An essay by this dude for aspiring programmers.
Here are his points...
1. Learn how to write before graduating.
2. Learn C before graduating.
3. Learn microeconomics before graduating.
4. Don't blow off non-CS classes just because they're boring.
5. Take programming-intensive courses.
6. Stop worrying about all the jobs going to India.
7. No matter what you do, get a good summer internship.
You can skip point 6 ;-)
This guy has quite a reputed and popular blog. If you go over some of his archives you can see the quality of the topics (ex How Microsoft lost the API war). A publisher is actually putting out a book of his essays.
Anyway, regarding the essay itself, I think he makes some great points.
Points 1, 3 and 4 are basically there to encourage you to be a more "rounded" individual. Don't just know one thing... try to expand your horizons type thing. This is fine, but I don't see it being a NECESSARY quality for aspiring programmers.
Point 2, it's something we have discussed briefly before. Languages like Java, C#, Python etc... are becoming more popular and shield you from lower level stuff. Many colleges (in the US) are shifting or have already shifted to using Java as the language of choice. And since most CS curriculums hardly focus on languages, you don't get any exposure to C or even C++. This is both good and bad. Good in that the professors don't need to focus much on the language - Java is easy enough to pick up and you have less potential to blow your head off that very little time is spent teaching the language and more on actual course material.
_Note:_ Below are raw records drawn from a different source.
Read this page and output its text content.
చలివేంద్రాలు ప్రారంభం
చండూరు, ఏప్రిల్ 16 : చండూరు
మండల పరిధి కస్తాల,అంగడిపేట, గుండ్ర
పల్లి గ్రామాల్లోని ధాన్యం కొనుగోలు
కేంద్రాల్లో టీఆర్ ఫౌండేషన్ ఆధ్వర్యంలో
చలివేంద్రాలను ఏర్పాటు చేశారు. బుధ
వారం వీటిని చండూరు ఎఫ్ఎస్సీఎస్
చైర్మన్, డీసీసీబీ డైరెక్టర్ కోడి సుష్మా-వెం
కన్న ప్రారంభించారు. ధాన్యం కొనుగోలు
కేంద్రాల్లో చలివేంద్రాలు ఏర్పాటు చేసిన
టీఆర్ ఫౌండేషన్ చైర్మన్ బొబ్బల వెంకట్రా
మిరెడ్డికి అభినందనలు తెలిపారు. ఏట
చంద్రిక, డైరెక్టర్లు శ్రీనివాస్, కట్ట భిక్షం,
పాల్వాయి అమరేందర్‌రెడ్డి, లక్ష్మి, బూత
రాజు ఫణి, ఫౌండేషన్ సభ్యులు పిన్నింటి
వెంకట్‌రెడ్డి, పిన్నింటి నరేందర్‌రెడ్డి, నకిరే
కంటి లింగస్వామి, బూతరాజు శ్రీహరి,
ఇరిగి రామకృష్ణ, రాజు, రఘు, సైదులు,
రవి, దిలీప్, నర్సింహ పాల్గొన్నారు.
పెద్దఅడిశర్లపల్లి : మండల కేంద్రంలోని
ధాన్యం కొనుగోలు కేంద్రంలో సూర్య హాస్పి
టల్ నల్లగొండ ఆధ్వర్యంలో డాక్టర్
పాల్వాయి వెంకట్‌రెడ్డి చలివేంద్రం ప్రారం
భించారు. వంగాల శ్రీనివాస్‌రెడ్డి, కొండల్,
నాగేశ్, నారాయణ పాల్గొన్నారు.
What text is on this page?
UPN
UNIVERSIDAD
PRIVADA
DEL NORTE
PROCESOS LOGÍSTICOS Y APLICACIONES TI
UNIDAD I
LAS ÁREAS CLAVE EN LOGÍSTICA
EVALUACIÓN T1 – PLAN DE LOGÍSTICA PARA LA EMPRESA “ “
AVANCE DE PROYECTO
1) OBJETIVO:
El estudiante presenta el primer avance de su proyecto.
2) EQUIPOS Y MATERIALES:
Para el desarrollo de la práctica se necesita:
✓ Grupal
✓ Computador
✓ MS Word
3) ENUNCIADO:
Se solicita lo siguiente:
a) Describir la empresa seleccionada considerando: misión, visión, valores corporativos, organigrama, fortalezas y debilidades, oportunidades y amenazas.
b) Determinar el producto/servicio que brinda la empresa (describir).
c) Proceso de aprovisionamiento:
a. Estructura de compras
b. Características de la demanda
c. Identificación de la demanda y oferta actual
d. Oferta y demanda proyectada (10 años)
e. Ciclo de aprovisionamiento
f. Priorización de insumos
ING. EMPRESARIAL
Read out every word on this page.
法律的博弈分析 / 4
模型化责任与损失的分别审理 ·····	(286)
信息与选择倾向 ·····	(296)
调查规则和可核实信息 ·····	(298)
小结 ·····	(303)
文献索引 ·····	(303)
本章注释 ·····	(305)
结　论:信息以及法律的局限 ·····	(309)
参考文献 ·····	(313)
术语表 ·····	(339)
Bad in that you don't know what's actually going on under the hood. As a CS major you would be expected to know it and you aren't taught it. Like I said, this is the trend in US colleges. I think in India C/C++ is still in heavy use in colleges and even some older languages?
I can't agree enough about point 5. We have also discussed this before and he sort of reiterates our arguments - the practical vs theory stuff. However, it should be noted that he is looking at this from purely a software development perspective. Computer Science is a vast field and theory plays a large part in it. There isn't a lot of room for this theory in everyday programming, but it is important if you're looking for that kind of work. I'm sure the Google Labs guys are heavy on this stuff.
Point 7 is just about getting some real world experience before getting out of college. There's a huge difference between what you learn in college and how it's applied practically. It helps to see that and try to connect the two (if possible ;-)).